Colo : Bray-Dunes 1999
de Dav Guedin (Scénario), Craoman (Dessin)

critiqué par Shelton, le 27 octobre 2012
(Chalon-sur-Saône - 67 ans)


La note:  étoiles
Une pure merveille d'humanité...
Dav Guedin est un auteur de bandes dessinées que vous ne connaissez probablement pas encore. Deviendra-t-il l’auteur le plus connu, le plus vendu et lu, dans les semaines à venir, c’est, malheureusement pour lui, peu envisageable… Et, pourtant, son travail Colo, Bray-Dunes 1999 est pour moi une grande révélation !

Je dois avouer que je n’avais pas repéré cette bande dessinée dans les « à paraître » des maisons d’éditions. La couverture ne m’attirait pas, je ne la trouve pas si bonne d’ailleurs en comparaison du contenu et j’ai mis beaucoup de temps à comprendre que ce sont des pilules et gélules qui entourent la tête de cet homme, une tête sans corps… A priori, pas attirant !

C’est une amie qui m’a conseillé de lire cette bande dessinée, ce roman graphique, ce témoignage. Oui, c’est d’ailleurs plus le mot témoignage qui conviendrait puisque ce récit est celui d’un jeune homme qui va être moniteur de colonie de vacances durant l’été 1999 pour un groupe d’adultes handicapés physiques et mentaux. Nous sommes dans le Nord de la France, à Bray Dunes…

« Je voulais faire quelque chose d’utile, qu’au moins une fois dans ma vie je serve à quelque chose ». Pour servir, c’est sûr, il va le faire. Ce n’est pas rien durant des vacances que de s’occuper de personnes si différentes…

Le choc va être rude, mais il va tenir bon, jusqu’au bout. De cette expérience, après une longue mise à distance, il va faire une bande dessinée avec un autre dessinateur, Craoman. A deux, ils vont nous immerger dans un univers bien réel et pas toujours très rose… Le récit est illustré par Craoman, mais Dav a inclus entre les chapitres des portraits des différents participants à la colonie…

Il y aura tout d’abord la rencontre avec les autres animateurs. Chacun est différent de l’autre et les motivations sont parfois diamétralement opposées. Comment faire travailler tout ce monde ensemble ? Possible si chacun y met du sien et on mesure la difficulté au fur et à mesure des scènes décrites. Le tout est aggravé par le manque d’intimité des moniteurs. Du coup, c’est encore plus difficile à vivre…

La seconde grande difficulté est dans la vie quotidienne avec ces adultes qu’il faut laver, coucher, surveiller, emmener aux toilettes… Oui, pour Dav, il y a là quelque chose de terrible. Il ne supporte que très mal d’avoir à gérer ces éléments de l’intimité, de l’hygiène… et, pourtant, il va relever le défi, et arrivera à s’en sortir… mais il s’en souvient encore !

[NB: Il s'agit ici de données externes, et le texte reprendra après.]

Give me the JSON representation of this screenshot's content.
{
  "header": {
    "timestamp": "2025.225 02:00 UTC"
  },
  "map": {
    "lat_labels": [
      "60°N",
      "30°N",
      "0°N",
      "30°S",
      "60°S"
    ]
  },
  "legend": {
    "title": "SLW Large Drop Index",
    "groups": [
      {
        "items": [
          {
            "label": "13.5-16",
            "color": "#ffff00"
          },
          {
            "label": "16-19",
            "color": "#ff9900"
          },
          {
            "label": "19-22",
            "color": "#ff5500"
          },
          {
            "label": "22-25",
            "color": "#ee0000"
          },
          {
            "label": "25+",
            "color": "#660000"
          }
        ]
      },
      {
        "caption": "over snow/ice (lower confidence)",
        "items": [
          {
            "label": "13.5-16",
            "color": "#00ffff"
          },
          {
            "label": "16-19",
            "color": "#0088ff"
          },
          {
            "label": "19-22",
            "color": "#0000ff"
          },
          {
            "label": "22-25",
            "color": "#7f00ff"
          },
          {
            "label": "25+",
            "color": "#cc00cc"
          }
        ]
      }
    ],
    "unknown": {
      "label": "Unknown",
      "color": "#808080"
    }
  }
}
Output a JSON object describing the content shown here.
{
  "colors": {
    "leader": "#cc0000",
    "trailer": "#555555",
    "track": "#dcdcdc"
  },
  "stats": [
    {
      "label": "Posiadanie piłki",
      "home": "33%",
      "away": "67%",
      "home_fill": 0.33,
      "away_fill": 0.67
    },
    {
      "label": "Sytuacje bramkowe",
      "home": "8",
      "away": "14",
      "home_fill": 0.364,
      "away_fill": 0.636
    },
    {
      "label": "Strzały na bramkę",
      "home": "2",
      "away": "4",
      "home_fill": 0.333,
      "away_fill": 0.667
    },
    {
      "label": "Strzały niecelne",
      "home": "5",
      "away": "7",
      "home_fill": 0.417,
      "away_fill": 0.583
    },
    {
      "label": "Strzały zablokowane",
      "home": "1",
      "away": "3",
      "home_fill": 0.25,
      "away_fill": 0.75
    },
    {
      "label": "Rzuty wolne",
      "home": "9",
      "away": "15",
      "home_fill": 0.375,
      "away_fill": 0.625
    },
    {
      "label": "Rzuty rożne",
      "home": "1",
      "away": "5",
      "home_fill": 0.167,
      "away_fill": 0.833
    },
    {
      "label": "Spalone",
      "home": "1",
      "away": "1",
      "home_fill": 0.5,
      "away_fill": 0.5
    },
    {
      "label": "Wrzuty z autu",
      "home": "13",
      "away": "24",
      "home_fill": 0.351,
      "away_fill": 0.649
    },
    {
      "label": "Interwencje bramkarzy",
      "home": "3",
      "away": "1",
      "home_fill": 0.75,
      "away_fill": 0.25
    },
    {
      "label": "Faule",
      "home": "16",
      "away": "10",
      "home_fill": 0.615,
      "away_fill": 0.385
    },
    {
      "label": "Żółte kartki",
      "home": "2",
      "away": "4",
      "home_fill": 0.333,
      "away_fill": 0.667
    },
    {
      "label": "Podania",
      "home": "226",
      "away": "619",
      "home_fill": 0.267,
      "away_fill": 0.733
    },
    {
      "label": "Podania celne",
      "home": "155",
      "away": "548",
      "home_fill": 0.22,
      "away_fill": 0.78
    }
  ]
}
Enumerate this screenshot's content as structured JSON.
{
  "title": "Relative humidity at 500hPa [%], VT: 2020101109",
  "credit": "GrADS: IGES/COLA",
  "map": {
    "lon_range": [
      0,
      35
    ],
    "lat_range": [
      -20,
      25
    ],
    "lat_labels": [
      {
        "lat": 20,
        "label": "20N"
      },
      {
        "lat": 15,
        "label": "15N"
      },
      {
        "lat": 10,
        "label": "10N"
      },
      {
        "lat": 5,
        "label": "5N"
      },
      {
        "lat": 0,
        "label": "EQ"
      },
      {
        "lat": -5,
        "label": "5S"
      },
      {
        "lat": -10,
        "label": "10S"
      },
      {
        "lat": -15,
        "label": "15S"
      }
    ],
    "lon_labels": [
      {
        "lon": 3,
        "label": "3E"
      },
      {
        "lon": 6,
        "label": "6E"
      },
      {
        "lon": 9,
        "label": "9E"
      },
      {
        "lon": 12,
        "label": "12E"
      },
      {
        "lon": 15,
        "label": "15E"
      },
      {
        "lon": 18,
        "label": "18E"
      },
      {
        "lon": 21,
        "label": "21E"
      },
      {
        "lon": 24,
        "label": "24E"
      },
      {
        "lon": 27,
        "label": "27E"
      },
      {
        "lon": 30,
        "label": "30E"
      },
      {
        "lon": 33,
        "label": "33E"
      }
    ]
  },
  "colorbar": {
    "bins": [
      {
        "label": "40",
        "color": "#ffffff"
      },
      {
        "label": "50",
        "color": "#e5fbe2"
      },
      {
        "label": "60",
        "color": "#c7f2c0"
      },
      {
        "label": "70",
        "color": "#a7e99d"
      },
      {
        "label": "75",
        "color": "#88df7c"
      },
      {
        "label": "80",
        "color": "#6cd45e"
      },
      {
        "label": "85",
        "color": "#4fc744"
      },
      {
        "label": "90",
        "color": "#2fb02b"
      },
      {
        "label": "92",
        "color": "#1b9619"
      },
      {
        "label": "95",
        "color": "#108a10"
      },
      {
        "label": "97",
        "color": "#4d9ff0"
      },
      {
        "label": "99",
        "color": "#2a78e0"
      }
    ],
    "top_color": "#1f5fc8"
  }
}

Enfin, il faudra tenir, jour après jour. Trouver des occupations qui plaisent à ces vacanciers d’un autre genre n’est pas simple. La plage ? Le soleil ? Chanter ? Une séance de cinéma ? Jouer aux cartes ? Tout est possible mais certains s’ennuient, ne comprennent pas, semblent intouchables…

Il y aura, en fin de récit, la rencontre avec un handicapé mental qui répond à Dav de telle façon qu’il se demande si cet homme ne serait pas enfermé à tort… Mais, là, c’est peut-être Dav qui est abusé car ce genre de situation n’existe pas, non ?

Franchement, un récit bouleversant sur un monde que l’on ne connaît pas beaucoup. Les vacances sont souvent un sujet sexy, très in, avec soleil, montagne et mer, balades et activités, animations et bonheur… Mais c’est aussi une période d’abandon, de solitude, de colonie de ce genre et c’est une très bonne chose d’avoir ce témoignage en bande dessinée, donc accessible au plus grand nombre… félicitation à Dav d’avoir voulu, l’espace d’un été, donner du sens à sa vie et de nous raconter tout cela avec tant d’humanisme ! Une très belle bande dessinée à lire toute affaire cessante !!!